For more information, please see his group’s website at beamlab.org

 

INSTRUMENTING THE NICU WITH MODERN PREDICTIVE TOOLS

We are developing deep learning models to equip neonatologists with modern predictive tools to help them better understand and care for their patients. Infants born prematurely (before 37 weeks of gestation) experience very high levels of morbidity and are among the most expensive patients in all of pediatrics. NICU infants generate a tremendous amount of high-signal, multimodal data as part of their clinical care, but this data is currently under-utilized to inform decision-making.

These modalities are ones where deep learning has had tremendous success to date (e.g. imaging, text), thus there is an opportunity to create highly accurate predictive models for proactive decision-making. Specifically, we are interested in developing models in the following areas:

  • Convolutional models for NICU imaging data including x-rays, ROP screens, and ultrasounds.
  • Recurrent and transformer models for admission, progress, and discharge notes.
  • Recurrent and transformer models of real-time monitoring data.
  • Longitudinal disease trajectories built using large administrative databases.

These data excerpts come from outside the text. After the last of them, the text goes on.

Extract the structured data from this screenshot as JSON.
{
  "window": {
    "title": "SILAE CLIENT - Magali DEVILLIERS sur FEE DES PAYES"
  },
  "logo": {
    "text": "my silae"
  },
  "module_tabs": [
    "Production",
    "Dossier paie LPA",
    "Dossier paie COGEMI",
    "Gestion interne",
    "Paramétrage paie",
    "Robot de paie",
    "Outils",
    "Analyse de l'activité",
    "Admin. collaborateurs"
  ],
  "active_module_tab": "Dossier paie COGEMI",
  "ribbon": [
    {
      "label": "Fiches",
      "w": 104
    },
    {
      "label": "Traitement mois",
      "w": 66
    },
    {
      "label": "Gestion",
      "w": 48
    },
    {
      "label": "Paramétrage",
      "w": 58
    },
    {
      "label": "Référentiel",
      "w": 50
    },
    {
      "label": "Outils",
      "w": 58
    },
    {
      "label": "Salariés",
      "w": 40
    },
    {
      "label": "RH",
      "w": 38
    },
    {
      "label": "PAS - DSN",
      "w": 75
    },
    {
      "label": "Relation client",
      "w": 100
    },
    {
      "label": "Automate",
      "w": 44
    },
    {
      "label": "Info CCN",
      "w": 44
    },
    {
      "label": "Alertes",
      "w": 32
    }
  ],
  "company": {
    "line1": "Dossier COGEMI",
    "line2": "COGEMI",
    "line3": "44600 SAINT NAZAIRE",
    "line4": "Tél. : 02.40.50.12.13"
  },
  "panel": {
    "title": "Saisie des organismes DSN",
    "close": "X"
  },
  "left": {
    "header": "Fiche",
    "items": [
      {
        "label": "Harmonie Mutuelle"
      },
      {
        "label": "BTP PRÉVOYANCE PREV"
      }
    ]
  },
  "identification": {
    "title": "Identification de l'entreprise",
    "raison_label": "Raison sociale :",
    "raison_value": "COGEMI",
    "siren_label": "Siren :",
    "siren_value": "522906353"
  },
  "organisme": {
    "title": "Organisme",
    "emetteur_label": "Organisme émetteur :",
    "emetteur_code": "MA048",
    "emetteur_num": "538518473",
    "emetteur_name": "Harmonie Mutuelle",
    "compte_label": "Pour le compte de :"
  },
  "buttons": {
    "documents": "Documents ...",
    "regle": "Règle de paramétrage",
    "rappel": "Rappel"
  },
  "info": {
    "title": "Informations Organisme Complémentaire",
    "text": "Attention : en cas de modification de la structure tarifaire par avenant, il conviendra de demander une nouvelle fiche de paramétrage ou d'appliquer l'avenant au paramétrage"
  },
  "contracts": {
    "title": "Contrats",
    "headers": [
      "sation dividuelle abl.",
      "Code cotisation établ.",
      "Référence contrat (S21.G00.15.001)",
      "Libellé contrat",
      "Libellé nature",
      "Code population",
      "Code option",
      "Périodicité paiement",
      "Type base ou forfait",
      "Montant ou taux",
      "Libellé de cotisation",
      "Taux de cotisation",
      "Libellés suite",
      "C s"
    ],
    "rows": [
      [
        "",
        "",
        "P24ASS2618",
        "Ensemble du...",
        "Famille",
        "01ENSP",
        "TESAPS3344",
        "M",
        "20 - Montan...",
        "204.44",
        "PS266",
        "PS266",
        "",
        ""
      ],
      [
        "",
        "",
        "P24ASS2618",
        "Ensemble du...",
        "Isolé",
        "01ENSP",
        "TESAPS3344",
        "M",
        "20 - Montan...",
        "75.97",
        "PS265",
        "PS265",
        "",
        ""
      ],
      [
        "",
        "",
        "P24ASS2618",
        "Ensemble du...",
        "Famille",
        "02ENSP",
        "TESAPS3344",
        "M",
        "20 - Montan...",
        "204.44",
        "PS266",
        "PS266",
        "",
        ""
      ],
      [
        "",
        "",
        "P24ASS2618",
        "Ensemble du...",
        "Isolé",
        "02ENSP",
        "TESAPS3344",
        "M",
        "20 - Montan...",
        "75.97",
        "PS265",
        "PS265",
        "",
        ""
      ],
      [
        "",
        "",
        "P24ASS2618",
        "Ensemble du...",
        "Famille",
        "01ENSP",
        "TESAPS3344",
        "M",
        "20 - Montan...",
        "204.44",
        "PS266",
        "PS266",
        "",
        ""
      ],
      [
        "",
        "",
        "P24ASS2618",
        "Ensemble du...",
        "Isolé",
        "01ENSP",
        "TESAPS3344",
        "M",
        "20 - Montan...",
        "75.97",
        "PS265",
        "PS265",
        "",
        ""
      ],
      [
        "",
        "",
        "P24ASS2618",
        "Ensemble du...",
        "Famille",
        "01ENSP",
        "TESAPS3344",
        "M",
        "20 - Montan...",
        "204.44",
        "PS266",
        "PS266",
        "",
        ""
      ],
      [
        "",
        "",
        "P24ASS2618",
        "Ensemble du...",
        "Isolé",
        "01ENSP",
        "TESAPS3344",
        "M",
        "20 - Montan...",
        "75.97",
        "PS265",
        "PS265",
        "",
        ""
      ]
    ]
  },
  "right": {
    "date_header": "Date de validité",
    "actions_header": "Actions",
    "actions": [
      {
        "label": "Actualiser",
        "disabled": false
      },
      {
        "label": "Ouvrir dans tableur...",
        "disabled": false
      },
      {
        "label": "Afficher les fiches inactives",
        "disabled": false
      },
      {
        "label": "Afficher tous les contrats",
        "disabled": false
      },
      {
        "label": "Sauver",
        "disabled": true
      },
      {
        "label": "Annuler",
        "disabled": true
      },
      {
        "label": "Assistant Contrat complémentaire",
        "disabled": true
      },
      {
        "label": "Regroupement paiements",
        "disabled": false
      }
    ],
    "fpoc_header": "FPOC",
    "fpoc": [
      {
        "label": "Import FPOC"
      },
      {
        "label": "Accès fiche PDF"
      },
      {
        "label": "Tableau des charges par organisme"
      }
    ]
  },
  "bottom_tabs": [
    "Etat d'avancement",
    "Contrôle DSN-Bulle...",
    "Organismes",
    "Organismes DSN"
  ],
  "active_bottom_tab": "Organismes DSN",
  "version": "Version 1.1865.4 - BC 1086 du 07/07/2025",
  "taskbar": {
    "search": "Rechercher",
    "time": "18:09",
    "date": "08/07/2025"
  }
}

We are extremely interested in developing new techniques that combine two or more of the above modalities to enable “pan-diagnostic” capabilities for NICU patients. Beyond model development, we are very committed to translational research to better understand how these models can be implemented in clinical work flows in a natural, easy-to-use manner.

AUTOMATIC DIAGNOSIS AND MEDICAL REASONING WITH NLP/NLU

A large portion of the world’s medical knowledge is in unstructured sources such as textbooks, websites, and biomedical journal articles. We are developing a large-scale natural language processing (NLP) and natural language understanding (NLU) system capable of extracting general medical and diagnostic principles from unstructured medical text. For this project, we have created a unique collection of  biomedical texts containing of 4.3 million articles, 50,000 pages of reference material, 15,000 flash cards, dozens of medical text books, and 20,000 multiple choice medical questions.

Using this data, we are creating models that can perform a broad range of medical reasoning tasks such as providing a differential diagnosis on the basis of a short textual description and answering complex medical questions posed in natural language. This work starts with current state of the art NLP/NLU/QA models based on deep learning, but seeks to extend them with explicit forms of symbolic reasoning and other less traditional computational models that are not currently in vogue.

METHODS DEVELOPMENT TO MOVE BEYOND DEEP LEARNING

Deep learning has had tremendous success in medicine. However, despite these successes deep learning models are in fact brittle and there are classes of problems that are not solvable by deep learning, even in principle. Moreover, at least in its current framing, nearly all of modern machine learning techniques are designed to give predictions, but what doctors often want are decisions. This necessitates moving beyond simple correlation-based models towards ones with richer understanding of the world, and are capable of understanding the effects of interventions.

In collaboration with our colleagues in causal inference group at HSPH, we are exploring the interface of machine learning and causal inference methods. This is a new, but very active, area of research and we are excited what new questions can be answered as machine learning models are imbued with a causal understanding of the world.